In the first place, any publisher finds it perplexed and arduous to negotiate a transformative open access agreement. Notably, small publishers need to quickly tackle most obstacles and issues before transitioning to open access. They face challenges in achieving the necessary scale, workflow, and acquiring capital.
For an ideal start towards transformative open access agreements, small-scale publishers should get advice from competent authorities and bodies working in this regard. They must take the first step by opting for possible consortium agreements to join. If they team up as part of a consortium, it helps tackle the initial hurdles. Joining a consortium of like-minded publishers will help them work towards their common goal and get better negotiations on the table.
And the last question that strikes here is,
Are Transformative Agreements really transformative in nature?
The immediate and revolutionary benefits of open access through transformative agreements are for academics and research society in general. As the latest peer-reviewed research is freely and openly available and accessible to the scientists and citizens of the world, the readership increases, providing space for a series of future research works. It onsets an overall systemic change in the scholarly communication arena and the mindset of the stakeholders of the publishing industry.
Thus, the transformative agreements are genuinely transformative. Scholarly publishing confronts issues due to the hidden non-disclosure clauses and the rising cost of publishing. So, TA's are beneficial in employing cost transparency, and thus, it emphasizes the service rather than gaining access. It gives equal opportunity in the publishing industry and leads it towards innovation & technological advances.

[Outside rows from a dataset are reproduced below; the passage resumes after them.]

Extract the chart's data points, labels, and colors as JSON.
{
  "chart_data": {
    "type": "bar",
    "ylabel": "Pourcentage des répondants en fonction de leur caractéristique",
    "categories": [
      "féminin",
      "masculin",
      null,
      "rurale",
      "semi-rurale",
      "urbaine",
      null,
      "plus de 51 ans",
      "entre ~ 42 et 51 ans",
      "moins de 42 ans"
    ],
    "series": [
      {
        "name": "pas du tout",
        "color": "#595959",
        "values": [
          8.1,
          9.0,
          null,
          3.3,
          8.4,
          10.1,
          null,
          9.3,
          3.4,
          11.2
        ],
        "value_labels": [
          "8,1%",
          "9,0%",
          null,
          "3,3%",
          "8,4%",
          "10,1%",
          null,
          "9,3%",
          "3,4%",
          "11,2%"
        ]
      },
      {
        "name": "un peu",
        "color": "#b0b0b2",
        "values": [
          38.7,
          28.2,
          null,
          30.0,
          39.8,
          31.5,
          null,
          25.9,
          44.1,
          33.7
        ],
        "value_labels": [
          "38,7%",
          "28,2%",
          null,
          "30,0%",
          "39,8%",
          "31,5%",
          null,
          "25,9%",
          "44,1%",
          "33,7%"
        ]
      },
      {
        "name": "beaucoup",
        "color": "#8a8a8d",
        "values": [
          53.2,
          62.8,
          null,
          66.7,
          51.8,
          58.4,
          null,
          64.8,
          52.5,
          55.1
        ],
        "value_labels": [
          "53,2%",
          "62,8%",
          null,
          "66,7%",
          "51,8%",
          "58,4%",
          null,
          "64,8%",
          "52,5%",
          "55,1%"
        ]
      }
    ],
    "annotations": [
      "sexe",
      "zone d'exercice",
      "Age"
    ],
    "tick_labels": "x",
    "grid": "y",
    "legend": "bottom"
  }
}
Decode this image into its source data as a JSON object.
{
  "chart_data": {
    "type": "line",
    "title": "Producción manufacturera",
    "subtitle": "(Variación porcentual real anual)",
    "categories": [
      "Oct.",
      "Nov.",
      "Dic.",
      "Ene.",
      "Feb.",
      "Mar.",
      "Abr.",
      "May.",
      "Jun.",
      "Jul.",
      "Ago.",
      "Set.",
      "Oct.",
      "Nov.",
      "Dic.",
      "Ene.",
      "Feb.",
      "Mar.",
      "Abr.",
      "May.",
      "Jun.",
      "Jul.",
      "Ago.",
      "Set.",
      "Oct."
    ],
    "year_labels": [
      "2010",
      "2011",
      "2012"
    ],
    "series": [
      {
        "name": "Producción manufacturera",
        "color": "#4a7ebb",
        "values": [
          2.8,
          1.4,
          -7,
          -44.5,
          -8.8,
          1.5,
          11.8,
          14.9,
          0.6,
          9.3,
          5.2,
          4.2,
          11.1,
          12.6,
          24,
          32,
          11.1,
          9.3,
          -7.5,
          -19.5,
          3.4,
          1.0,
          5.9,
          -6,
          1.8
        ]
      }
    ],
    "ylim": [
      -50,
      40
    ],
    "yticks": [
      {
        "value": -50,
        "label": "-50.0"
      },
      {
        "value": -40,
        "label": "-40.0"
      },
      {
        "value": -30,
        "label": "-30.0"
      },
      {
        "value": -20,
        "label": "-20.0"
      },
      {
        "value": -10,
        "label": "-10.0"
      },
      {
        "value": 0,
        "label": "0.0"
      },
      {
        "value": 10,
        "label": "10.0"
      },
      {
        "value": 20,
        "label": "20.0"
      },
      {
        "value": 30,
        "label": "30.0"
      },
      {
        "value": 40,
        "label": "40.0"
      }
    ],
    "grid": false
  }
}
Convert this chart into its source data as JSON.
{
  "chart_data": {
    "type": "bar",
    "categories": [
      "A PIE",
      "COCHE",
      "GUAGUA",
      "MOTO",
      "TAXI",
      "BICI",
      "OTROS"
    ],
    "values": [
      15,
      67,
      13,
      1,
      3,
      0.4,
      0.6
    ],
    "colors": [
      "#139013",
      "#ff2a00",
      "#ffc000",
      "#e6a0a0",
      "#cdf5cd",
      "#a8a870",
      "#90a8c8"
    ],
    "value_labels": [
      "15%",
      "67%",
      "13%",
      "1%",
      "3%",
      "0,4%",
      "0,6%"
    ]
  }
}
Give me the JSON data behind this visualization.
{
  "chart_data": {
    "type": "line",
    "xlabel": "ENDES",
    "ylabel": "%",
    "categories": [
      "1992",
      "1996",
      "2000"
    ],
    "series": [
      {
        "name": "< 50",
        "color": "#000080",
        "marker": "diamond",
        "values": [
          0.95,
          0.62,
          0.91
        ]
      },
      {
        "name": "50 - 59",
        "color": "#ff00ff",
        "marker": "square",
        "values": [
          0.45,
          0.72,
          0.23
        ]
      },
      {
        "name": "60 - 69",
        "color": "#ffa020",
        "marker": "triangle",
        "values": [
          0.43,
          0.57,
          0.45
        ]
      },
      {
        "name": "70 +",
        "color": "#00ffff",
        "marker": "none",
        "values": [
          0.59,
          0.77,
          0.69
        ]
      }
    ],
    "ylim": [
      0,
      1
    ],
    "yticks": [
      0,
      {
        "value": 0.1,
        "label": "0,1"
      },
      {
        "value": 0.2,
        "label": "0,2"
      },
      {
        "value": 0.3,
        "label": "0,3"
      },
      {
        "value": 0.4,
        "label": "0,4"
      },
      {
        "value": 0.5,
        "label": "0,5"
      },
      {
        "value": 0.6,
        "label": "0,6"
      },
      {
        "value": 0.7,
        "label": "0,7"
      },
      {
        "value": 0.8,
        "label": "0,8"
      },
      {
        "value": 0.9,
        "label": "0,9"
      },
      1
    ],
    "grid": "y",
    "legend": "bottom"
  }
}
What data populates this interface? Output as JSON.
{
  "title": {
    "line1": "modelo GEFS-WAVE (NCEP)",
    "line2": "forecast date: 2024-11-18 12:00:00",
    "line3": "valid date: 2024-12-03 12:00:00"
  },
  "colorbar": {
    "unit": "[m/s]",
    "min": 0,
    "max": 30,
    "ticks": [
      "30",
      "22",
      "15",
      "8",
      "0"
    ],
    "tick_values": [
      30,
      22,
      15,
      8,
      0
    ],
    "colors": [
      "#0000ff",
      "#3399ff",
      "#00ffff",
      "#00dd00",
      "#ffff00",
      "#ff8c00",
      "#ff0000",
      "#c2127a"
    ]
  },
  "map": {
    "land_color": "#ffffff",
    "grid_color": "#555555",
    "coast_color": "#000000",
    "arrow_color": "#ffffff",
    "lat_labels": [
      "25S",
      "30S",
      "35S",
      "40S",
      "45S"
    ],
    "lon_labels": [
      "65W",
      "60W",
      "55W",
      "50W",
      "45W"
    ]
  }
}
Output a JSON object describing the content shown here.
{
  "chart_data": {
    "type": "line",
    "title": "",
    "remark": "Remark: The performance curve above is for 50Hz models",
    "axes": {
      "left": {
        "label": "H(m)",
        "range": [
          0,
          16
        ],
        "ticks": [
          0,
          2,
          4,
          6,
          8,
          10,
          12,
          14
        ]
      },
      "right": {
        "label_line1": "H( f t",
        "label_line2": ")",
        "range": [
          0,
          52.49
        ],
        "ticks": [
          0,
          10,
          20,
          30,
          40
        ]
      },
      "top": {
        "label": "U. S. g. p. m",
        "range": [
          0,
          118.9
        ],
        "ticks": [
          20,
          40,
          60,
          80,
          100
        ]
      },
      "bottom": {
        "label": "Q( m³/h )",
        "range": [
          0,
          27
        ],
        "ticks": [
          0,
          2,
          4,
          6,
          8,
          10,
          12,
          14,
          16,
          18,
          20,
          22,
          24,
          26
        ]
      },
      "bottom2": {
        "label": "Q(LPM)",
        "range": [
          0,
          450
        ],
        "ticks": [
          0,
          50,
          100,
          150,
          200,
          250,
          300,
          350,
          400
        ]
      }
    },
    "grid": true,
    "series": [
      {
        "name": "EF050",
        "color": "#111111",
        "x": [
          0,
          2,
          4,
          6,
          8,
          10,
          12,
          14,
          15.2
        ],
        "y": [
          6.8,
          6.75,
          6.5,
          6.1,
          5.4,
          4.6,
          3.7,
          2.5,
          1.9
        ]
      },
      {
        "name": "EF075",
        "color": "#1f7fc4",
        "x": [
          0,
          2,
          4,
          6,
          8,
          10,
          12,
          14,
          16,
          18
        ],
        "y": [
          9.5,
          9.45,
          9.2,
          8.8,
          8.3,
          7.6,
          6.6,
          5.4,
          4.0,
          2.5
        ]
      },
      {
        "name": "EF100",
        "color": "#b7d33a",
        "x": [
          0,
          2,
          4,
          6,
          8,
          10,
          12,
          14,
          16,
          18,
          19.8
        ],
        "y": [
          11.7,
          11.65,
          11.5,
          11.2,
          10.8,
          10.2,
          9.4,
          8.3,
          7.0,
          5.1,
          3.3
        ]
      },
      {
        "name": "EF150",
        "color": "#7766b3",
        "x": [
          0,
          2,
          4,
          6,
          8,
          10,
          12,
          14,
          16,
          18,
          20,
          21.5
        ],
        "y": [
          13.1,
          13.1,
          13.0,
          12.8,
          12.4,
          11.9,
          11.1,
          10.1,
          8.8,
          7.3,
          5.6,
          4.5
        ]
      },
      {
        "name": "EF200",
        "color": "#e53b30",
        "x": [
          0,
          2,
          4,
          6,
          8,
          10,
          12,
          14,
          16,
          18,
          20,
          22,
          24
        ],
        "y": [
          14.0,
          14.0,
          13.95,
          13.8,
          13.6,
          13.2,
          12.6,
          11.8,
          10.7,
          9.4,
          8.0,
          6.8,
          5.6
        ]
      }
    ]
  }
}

So, the transformative agreements are a temporary and transitional instrument of change proposed by the academic and research community. It opens up scholarly communication for the readers to participate freely and bestows an acceptable financial model to reduce costs. Notably, transformative agreements also help transform the portfolios of the small publishers, scientific communities, and societies. It brings them to the forefront of the business operations and makes them an integral part.
Overall, academic research and scholarly output must be open to all. It helps address problems confined to the accessibility of quality articles, peer-review, review of literature, and decreased readership and citations. The Open Access (OA) academic publishing model has become a blessing for the academic world through the transformative agreement. Authors, institutions, funders, and publishers are steadily embracing and supporting it in large numbers. The shift from subscription paywalls to open access is undoubtedly a dream turned into reality for the stakeholders of the publishing industry. In a way, these ground-breaking transitions are strengthening scholarly communication.